My body has been through so much — births, miscarriages, trauma, surgeries, heartbreak, joy, and a thousand silent battles no one will ever see. This body carried seven babies, and it carried the weight of grief when it couldn’t carry some of them long enough. It has protected me through trauma, stood tall in rooms that tried to shrink me, and kept going even on the days I begged it to quit.
And yet… here I am, 44, looking in the mirror and realizing I don’t have the same curves that my confidence once carried. The stretch marks, the softness, the shifts in shape — they all tell stories I didn’t ask for but earned with every year I’ve survived.
Some days I miss the body I used to have.
Some days I miss the version of me who never had to think twice about a picture, a dress, or how my jeans fit after a long weekend.
And some days… I just feel tired of trying to measure myself against a woman I no longer am.
But lately something in me is changing.
I’m slowly learning to live in this body — not fight it, not judge it, not punish it. Live in it.
This body has held all my children.
This body has buried one.
This body has walked out of trauma that should have broken me.
This body has stood behind podiums, in courtrooms, in classrooms, and in front of survivors who needed someone strong.
This body is still here.
And maybe that’s worth loving.
Loving my body at 44 looks different. It’s quieter. Gentler. Less about the mirror and more about gratitude. It’s noticing the way my legs still carry me through hard days. The way my hands comfort my kids.

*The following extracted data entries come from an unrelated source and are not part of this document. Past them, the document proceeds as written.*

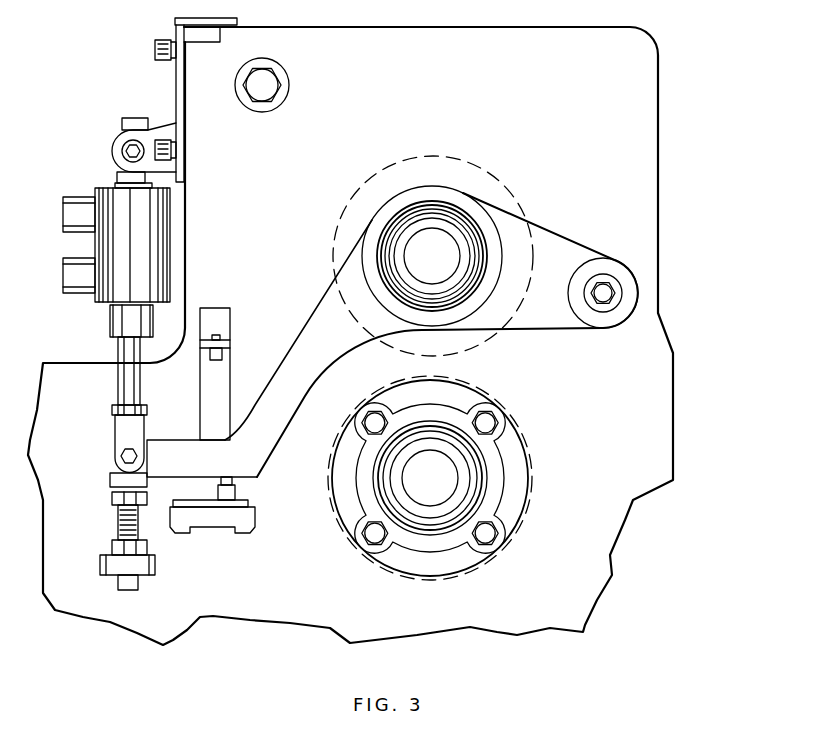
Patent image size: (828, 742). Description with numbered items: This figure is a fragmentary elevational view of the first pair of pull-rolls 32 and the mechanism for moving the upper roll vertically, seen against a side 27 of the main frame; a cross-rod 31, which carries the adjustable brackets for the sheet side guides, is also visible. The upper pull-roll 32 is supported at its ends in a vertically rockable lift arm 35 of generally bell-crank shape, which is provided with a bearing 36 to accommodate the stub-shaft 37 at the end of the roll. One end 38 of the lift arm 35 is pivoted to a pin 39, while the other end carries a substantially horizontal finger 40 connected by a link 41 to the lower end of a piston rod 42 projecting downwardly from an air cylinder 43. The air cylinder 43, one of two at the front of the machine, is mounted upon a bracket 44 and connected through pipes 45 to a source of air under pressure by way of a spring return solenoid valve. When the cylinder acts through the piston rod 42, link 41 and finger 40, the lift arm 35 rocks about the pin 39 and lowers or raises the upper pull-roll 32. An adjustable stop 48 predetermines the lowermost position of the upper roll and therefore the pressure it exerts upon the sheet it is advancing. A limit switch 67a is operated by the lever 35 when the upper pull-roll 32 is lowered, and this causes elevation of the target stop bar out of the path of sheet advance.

The sides 27 is at (650, 178).
The cross-rod 31 is at (280, 91).
The pull-rolls 32 is at (408, 167).
The lift arm 35 is at (340, 350).
The bearing 36 is at (448, 208).
The stub-shaft 37 is at (450, 243).
The end of lift arm 38 is at (537, 320).
The pin 39 is at (603, 291).
The finger 40 is at (230, 458).
The link 41 is at (125, 433).
The piston rod 42 is at (128, 387).
The air cylinder 43 is at (107, 192).
The bracket 44 is at (170, 127).
The pipes 45 is at (65, 268).
The adjustable stop 48 is at (118, 520).
The limit switch 67a is at (243, 518).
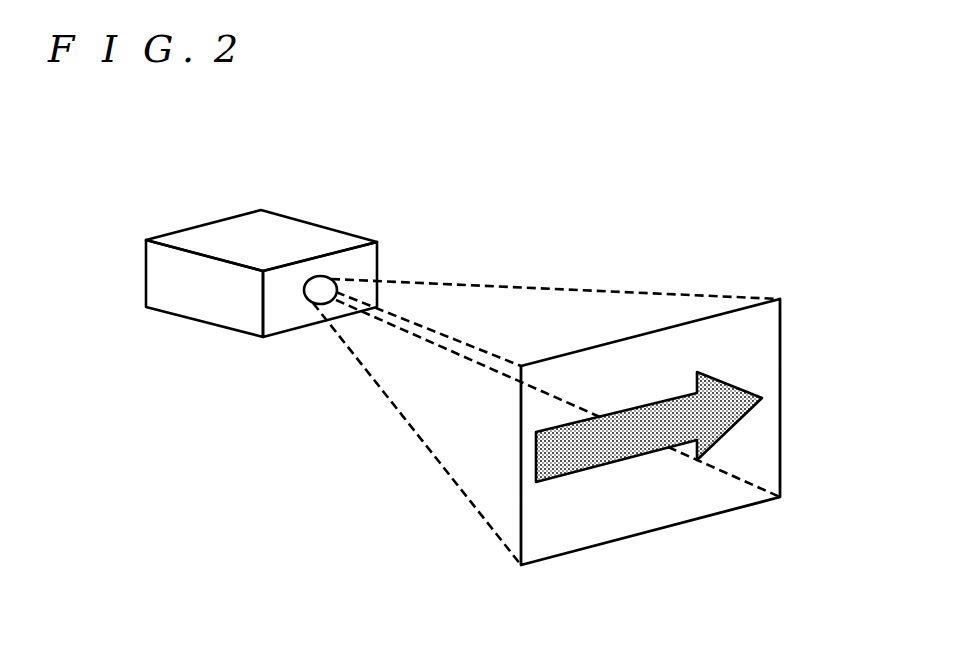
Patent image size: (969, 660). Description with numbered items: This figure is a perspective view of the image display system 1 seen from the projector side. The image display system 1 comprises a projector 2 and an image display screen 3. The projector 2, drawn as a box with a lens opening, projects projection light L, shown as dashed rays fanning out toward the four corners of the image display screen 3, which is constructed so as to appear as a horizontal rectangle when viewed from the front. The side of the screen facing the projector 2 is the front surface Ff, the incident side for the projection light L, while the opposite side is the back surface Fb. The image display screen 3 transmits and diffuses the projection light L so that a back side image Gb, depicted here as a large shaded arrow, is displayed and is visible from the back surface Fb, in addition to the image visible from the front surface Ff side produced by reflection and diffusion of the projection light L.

The image display system 1 is at (506, 195).
The projector 2 is at (273, 212).
The image display screen 3 is at (772, 298).
The projection light L is at (548, 343).
The back side image Gb is at (747, 377).
The front surface Ff is at (548, 514).
The back surface Fb is at (568, 540).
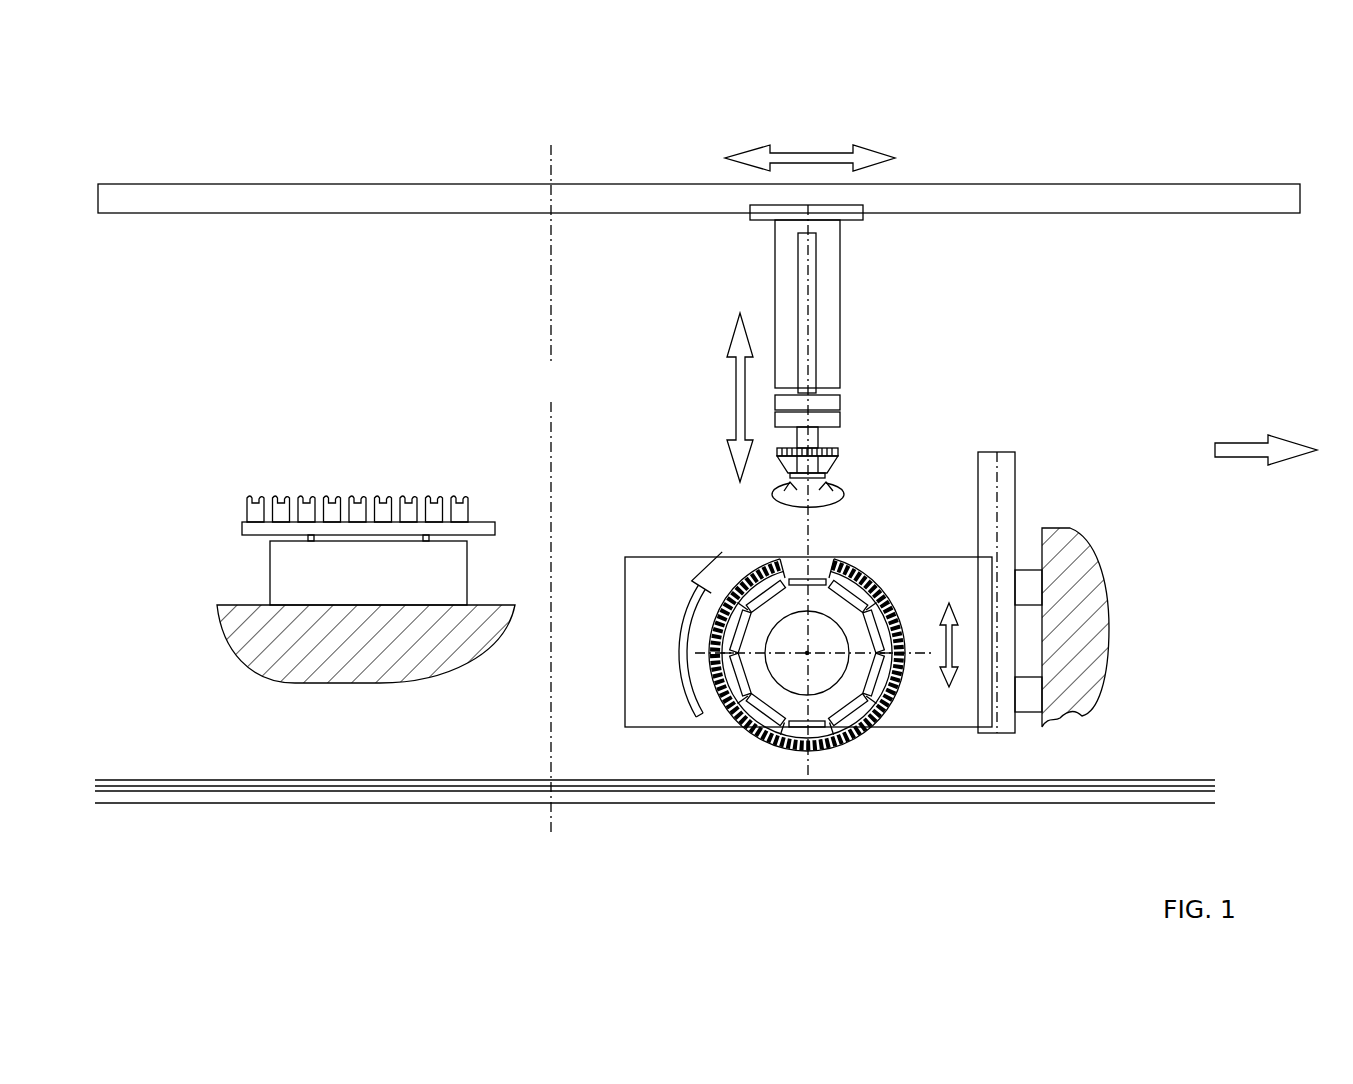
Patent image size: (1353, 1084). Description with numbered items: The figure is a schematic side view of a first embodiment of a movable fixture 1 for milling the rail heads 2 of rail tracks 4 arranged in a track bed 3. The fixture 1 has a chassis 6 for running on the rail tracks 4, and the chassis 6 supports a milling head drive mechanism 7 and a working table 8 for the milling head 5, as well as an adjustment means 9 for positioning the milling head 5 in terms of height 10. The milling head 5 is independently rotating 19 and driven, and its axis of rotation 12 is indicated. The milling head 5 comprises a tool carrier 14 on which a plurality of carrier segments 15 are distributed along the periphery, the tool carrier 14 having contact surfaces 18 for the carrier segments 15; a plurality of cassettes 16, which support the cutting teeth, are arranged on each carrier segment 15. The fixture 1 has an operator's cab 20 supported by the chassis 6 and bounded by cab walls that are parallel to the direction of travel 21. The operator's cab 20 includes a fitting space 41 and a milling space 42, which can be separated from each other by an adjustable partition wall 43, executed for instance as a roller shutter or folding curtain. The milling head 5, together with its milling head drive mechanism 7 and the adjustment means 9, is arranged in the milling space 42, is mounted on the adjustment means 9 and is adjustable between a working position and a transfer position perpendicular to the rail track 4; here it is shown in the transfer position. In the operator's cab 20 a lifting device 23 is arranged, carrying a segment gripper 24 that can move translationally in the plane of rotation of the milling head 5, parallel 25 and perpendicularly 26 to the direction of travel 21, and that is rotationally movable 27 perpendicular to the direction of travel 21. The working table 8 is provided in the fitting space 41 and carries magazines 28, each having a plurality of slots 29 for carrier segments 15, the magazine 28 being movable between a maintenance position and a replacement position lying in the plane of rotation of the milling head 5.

The movable fixture 1 is at (1196, 333).
The rail head 2 is at (1145, 779).
The track bed 3 is at (1051, 836).
The rail track 4 is at (1126, 797).
The milling head 5 is at (893, 586).
The chassis 6 is at (285, 643).
The milling head drive mechanism 7 is at (819, 673).
The working table 8 is at (361, 444).
The adjustment means 9 is at (1004, 497).
The height 10 is at (955, 654).
The axis of rotation 12 is at (802, 660).
The tool carrier 14 is at (856, 632).
The carrier segment 15 is at (827, 465).
The cassette 16 is at (862, 571).
The contact surface 18 is at (800, 571).
The rotation 19 is at (683, 638).
The operator's cab 20 is at (553, 490).
The direction of travel 21 is at (1243, 450).
The lifting device 23 is at (828, 326).
The segment gripper 24 is at (849, 437).
The parallel movement 25 is at (813, 157).
The perpendicular movement 26 is at (737, 408).
The rotational movement 27 is at (803, 507).
The magazine 28 is at (479, 527).
The slot 29 is at (266, 497).
The fitting space 41 is at (496, 306).
The milling space 42 is at (613, 306).
The adjustable partition wall 43 is at (552, 254).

The way my heart still expands even after being shattered.
Learning to love this version of me means understanding that confidence doesn’t live in curves — it lives in survival, in resilience, in the decision to show up for myself every single morning.
I don’t have the same body I had at 24.
But my 24-year-old body didn’t know the love, loss, strength, or healing that my 44-year-old body carries.
And honestly?
I wouldn’t trade that for anything.
I’m still learning to love this body — slowly, intentionally, and with a little more grace than I used to give myself.
And if you’re reading this and feeling the same way… you’re not alone. We can learn together.